One reason for higher pricing on these insulins are because of “an annual tax on brand name pharmaceutical companies. This exempts generic drugs and was started in 2012 as part of the ACA (Affordable Care Act). It originated as a $ 28 billion tax in 2012 and will grow to $40 billion in 2018 if left in place.
The drug companies Eli Lilly, Novo-Nordisk and Sanofi have Drug Savings Cards in place which allow patients who are qualified to decrease 30-day insulin supplies to $25.00 a month depending on the insulin.
Another reason for present higher costs is because brand names are coming off patent due to expiration. For example, the patent for Lantus (basal) came off patent in December, 2016. Patents for Humalog and Novolog, both rapid acting insulins, will expire soon too. These companies may keep present prices higher in anticipation of biosimilar insulins. “A biosimilar insulin is made from the same protein structure and should have similar glucose lowering effects.” Biosimilar insulins are “subject to more stringent approval standards than small molecule regular generic drugs. Biosimilar insulins are more difficult to achieve a perfect copy than generic tablet drugs.” The first biosimilar insulin called Abasaglar will be available in pen form around the end of December 2016. Everyone is interested in seeing how biosimilar insulins play out in terms of cost and effectiveness on blood sugars.
Costs also remain high since drug companies are “a for profit industry” and need to bring in funds to build, market and continue with research and development of new medications and therapies. They need to attract scientists with exceptional talent and knowledge.
How Can I Afford My Insulin?
Co-pays for insulin or out of pocket cost to some individuals are quite manageable while other’s have unaffordable co-pays. If you have difficulty paying your co-pay then talk to your health care provider who may prescribe a different type of insulin or provide samples from the office. Older insulins including Novolin or Humulin R or NPH are human insulin which may be able to be prescribed instead.
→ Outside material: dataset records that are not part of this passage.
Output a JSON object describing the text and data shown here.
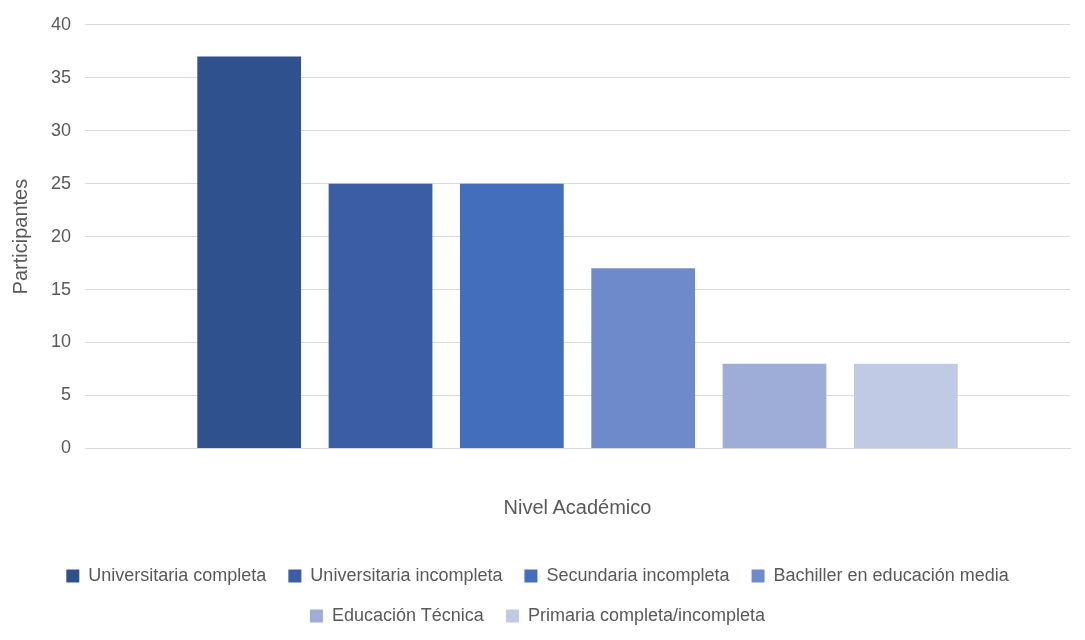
{
  "chart_data": {
    "type": "bar",
    "xlabel": "Nivel Académico",
    "ylabel": "Participantes",
    "categories": [
      null
    ],
    "series": [
      {
        "name": "Universitaria completa",
        "color": "#2f528f",
        "values": [
          37
        ]
      },
      {
        "name": "Universitaria incompleta",
        "color": "#3a5da6",
        "values": [
          25
        ]
      },
      {
        "name": "Secundaria incompleta",
        "color": "#426ebc",
        "values": [
          25
        ]
      },
      {
        "name": "Bachiller en educación media",
        "color": "#6f8acb",
        "values": [
          17
        ]
      },
      {
        "name": "Educación Técnica",
        "color": "#9dadd8",
        "values": [
          8
        ]
      },
      {
        "name": "Primaria completa/incompleta",
        "color": "#c0cae5",
        "values": [
          8
        ]
      }
    ],
    "ylim": [
      0,
      40
    ],
    "yticks": [
      0,
      5,
      10,
      15,
      20,
      25,
      30,
      35,
      40
    ],
    "grid": "y",
    "legend": "bottom"
  }
}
They do not provide the flexibility of Novolog or Humolog which are analog insulins but are much more affordable.
The under-insured and uninsured are the most impacted groups when it comes to insulin/drug pricing. They are responsible for the “sticker price” or average wholesale price since no one has negotiated on their behalf. They are not part of a group.
The Cost of Insulin – a Silver Lining
The good news: The drug companies now have plans in place to make insulin more accessible and more affordable.
Eli Lilly: 1-800-545-6962, can help with Humolog, Humulin and Humalog mix to those who qualify.
Novo-Nordisk: 1-866-310-7549, can help with Levemir, Novolog, Novolog 70/30 mix, and Novolin to those who qualify.
Sanofi: 1-888-847-4877, offers free or discounted Apidra, Lantus or Toujeo in a savings card to those who are eligible.
Please always consult with your physician if you can’t afford your insulin. Do not stop taking insulin or change the dosage without guidance from your health care provider. They will always work with you and make the best recommendations.
Insulin has become more expensive but there are ways to deal with it. This is a difficult and delicate situation since insulin is not a luxury but a necessity. Change will hopefully come soon with biosimilar insulins close to approval. We must insist that patients have proper access to insulin and all the medications they need for a better quality of life.
NOTE: Consult your Doctor first to make sure my recommendations fit your special health needs.